Er musste der Anführer sein, den das Schattenrudel brauchte. Durfte keine Schwäche zeigen. Fast als wolle er überprüfen, ob Trance genau dies tat, streckte in diesem Moment Fyn seinen Kopf in den Anführerbau, nur, um im nächsten Moment schon wieder verschwunden zu sein. Nur kurz hatte der Blick aus Trance´s im Schatten so dunkelblau scheinenden Augen den bernsteinfarbenen Blick von Fyn getroffen. Sich einmal kurz das Fell schüttelnd stand er in einer einzigen, fließenden Bewegung auf. Dann verließ er seinen Bau, ließ die Wärme der Sicherheit hinter sich. Schon vorher, als er noch in seinem Bau in Gedanken versunken dasaß, hatte er Marrow´s Rufen wahrgenommen, doch nicht wirklich beachtet. Doch nun ging er kurz dort vorbei, wo sie, noch relativ flach, über den Boden flog und nickte ihr und denen, die in ihrer Nähe standen einmal als Begrüßung zu.

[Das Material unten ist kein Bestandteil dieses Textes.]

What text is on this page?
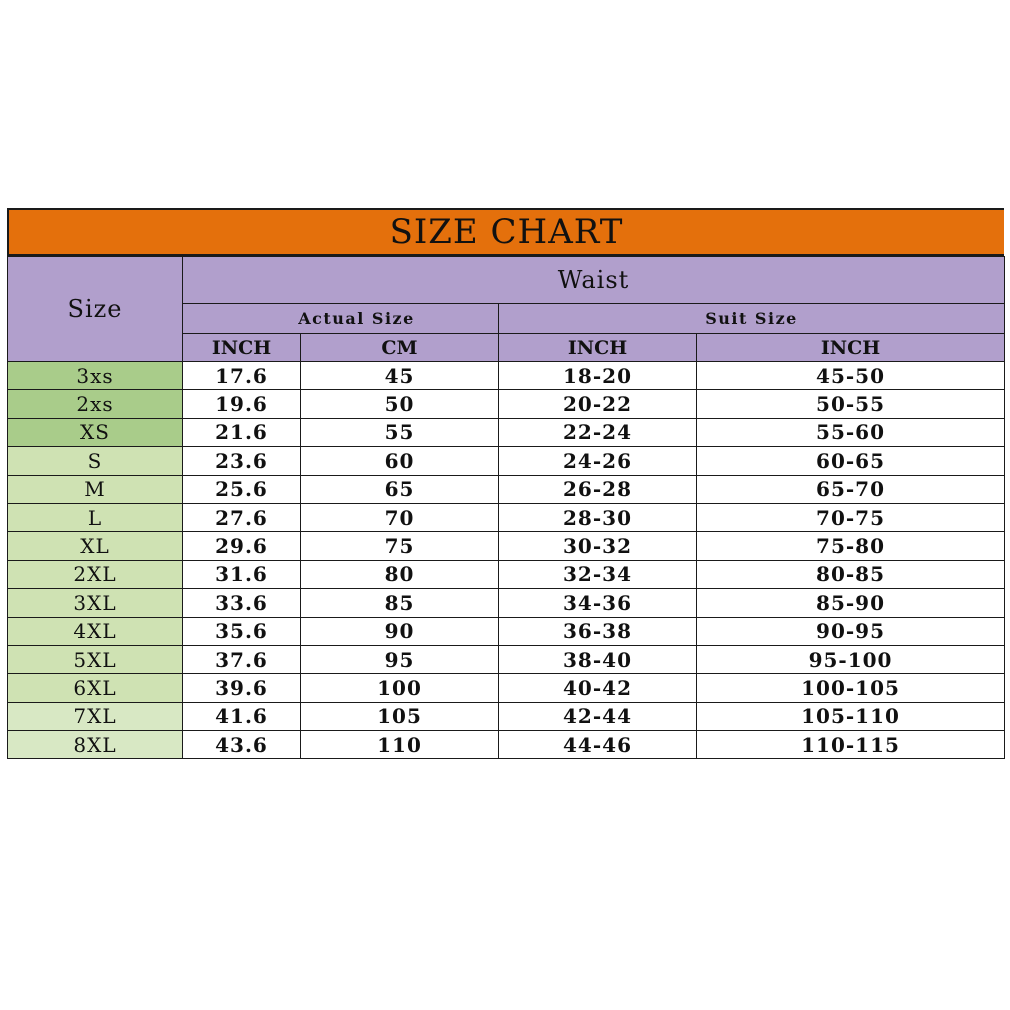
SIZE CHART
Size	Waist			
	Actual Size		Suit Size	
	INCH	CM	INCH	INCH
3xs	17.6	45	18-20	45-50
2xs	19.6	50	20-22	50-55
XS	21.6	55	22-24	55-60
S	23.6	60	24-26	60-65
M	25.6	65	26-28	65-70
L	27.6	70	28-30	70-75
XL	29.6	75	30-32	75-80
2XL	31.6	80	32-34	80-85
3XL	33.6	85	34-36	85-90
4XL	35.6	90	36-38	90-95
5XL	37.6	95	38-40	95-100
6XL	39.6	100	40-42	100-105
7XL	41.6	105	42-44	105-110
8XL	43.6	110	44-46	110-115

Dann begab er sich zu der Kinderstube, seine Schritte ruhig, während er sich in dem langsam erwachenden Lager umsah. Das Lager, in dem er nun schon so lange lebte, dessen Anführer er war und in dem er sich trotzdem so fremd fühlte. Kein Gefühl war in seinen Augen zu erkennen, er verdrängte es, denn er war nicht mehr der, der er früher gewesen war. Er ließ sich nicht von seinen Gefühlen leiten, nicht mehr. Er hatte Aufgaben zu erledigen, mit den Jungen von Meadow musste die Namenszeremonie abgehalten werden. Die offizielle Aufnahme in das Rudel. An der Seite ihrer Geschwister und Mutter. Etwas, das ihm selbst nie vergönnt gewesen war. Doch hätte er es denn überhaupt gewollt? Der Gedanke an seine Mutter rief keinerlei Vertrautheit in ihm wach, nur das vertraute, alles verbrennende Gefühl von Hass. Und ein Hauch von Sehnsucht.
Seine Gedanken abschüttelnd betrat Trance die Kinderstube, mit gewohnt leisen Schritten und sein Blick traf den von Alaska, eines der Jungen von Meadow. Gefesselt von ihren ungewöhnlichen, eisblauen Augen blieb er stehen und schaute sie einfach nur an. Eine merkwürdige Stille und Ruhe breitete sich in ihm aus.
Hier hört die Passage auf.